The party ended abruptly at midnight, and by the time we were ushered out to coat check, we had sadly missed the gift bags filled with what I can only imagine was the promise of Korean glass skin in a bottle. The word “biopolitics” was nowhere to be found in the event’s invitation or press release, but that evening, we had in essence witnessed a powerful execution of it, riding the crest of the global “K-Wave,” or, as it’s known throughout Asia, Hallyu (incidentally the topic of an ongoing showcase at London’s V&A—sponsored, of course, by the Korean Ministry of Culture and Hyundai’s “luxury-leaning” sedan model, Genesis): skincare, pop music, cars, movies, dramas. Like artificial intelligence (not to mention Purdue Pharma), these are cultural, corporate, and softcore-war technologies and tactics with the power to extend and truncate the mind and body—chemicals and machines that we get into and out of, blurring the boundaries of our worlds.
One thing AI won’t be able to replicate anytime soon: our unconscious.

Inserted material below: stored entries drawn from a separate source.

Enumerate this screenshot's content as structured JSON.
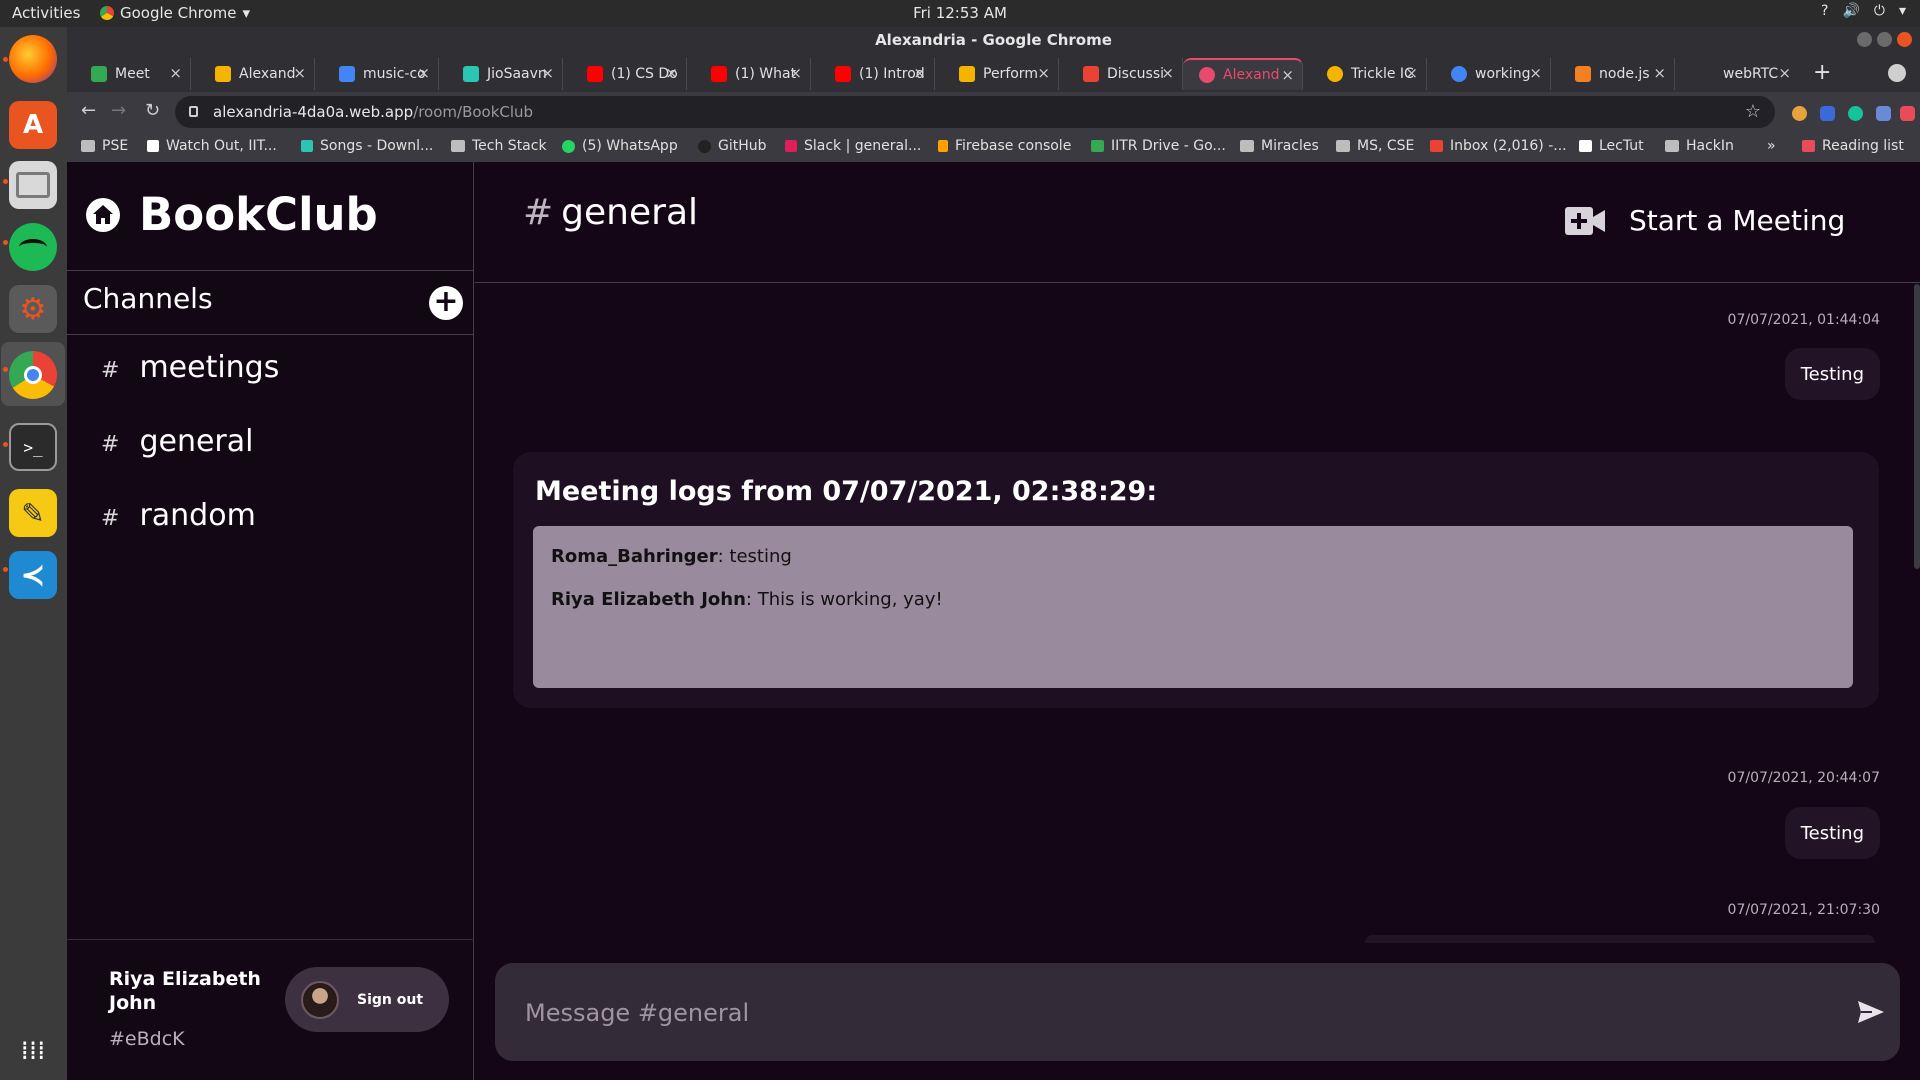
{
  "system": {
    "activities": "Activities",
    "app_menu": "Google Chrome",
    "clock": "Fri 12:53 AM",
    "tray": [
      "?",
      "🔊",
      "⏻",
      "▾"
    ]
  },
  "chrome": {
    "window_title": "Alexandria - Google Chrome",
    "tabs": [
      {
        "label": "Meet",
        "color": "#34a853"
      },
      {
        "label": "Alexand",
        "color": "#f6b400"
      },
      {
        "label": "music-co",
        "color": "#4285f4"
      },
      {
        "label": "JioSaavn",
        "color": "#2bc5b4"
      },
      {
        "label": "(1) CS Do",
        "color": "#ff0000"
      },
      {
        "label": "(1) What",
        "color": "#ff0000"
      },
      {
        "label": "(1) Introd",
        "color": "#ff0000"
      },
      {
        "label": "Perform",
        "color": "#f6b400"
      },
      {
        "label": "Discussi",
        "color": "#ea4335"
      },
      {
        "label": "Alexand",
        "color": "#e84a6b"
      },
      {
        "label": "Trickle IC",
        "color": "#f4b400"
      },
      {
        "label": "working",
        "color": "#4285f4"
      },
      {
        "label": "node.js",
        "color": "#f48024"
      },
      {
        "label": "webRTC",
        "color": "#888888"
      }
    ],
    "url_host": "alexandria-4da0a.web.app",
    "url_path": "/room/BookClub",
    "bookmarks": [
      "PSE",
      "Watch Out, IIT...",
      "Songs - Downl...",
      "Tech Stack",
      "(5) WhatsApp",
      "GitHub",
      "Slack | general...",
      "Firebase console",
      "IITR Drive - Go...",
      "Miracles",
      "MS, CSE",
      "Inbox (2,016) -...",
      "LecTut",
      "HackIn"
    ],
    "more_bookmarks": "»",
    "reading_list": "Reading list"
  },
  "app": {
    "brand": "BookClub",
    "channels_heading": "Channels",
    "channels": [
      "meetings",
      "general",
      "random"
    ],
    "user": {
      "name": "Riya Elizabeth John",
      "tag": "#eBdcK",
      "signout": "Sign out"
    },
    "current_channel": "general",
    "channel_hash": "#",
    "start_meeting": "Start a Meeting",
    "messages": [
      {
        "timestamp": "07/07/2021, 01:44:04",
        "text": "Testing"
      },
      {
        "timestamp": "07/07/2021, 20:44:07",
        "text": "Testing"
      },
      {
        "timestamp": "07/07/2021, 21:07:30",
        "text": ""
      }
    ],
    "meeting_log": {
      "title": "Meeting logs from 07/07/2021, 02:38:29:",
      "entries": [
        {
          "author": "Roma_Bahringer",
          "text": ": testing"
        },
        {
          "author": "Riya Elizabeth John",
          "text": ": This is working, yay!"
        }
      ]
    },
    "composer_placeholder": "Message #general"
  }
}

If we think of the global situation in which we live in as a kind of eternal night, it’s worth remembering that in Freud’s vision, the death drive is a primary process of all living things—we desire the frustration of un-life as much as the enlivening pleasures of satisfaction. We might consider our fascination for icons, symbols, and pop princesses in these terms—the people we flatten into lifeless life, cold statues bathed in light, as symptoms of a fantastic wish to grasp some lost illusion of a golden age, a world without the heartbreak of fractures and division, in a state of impossible stasis.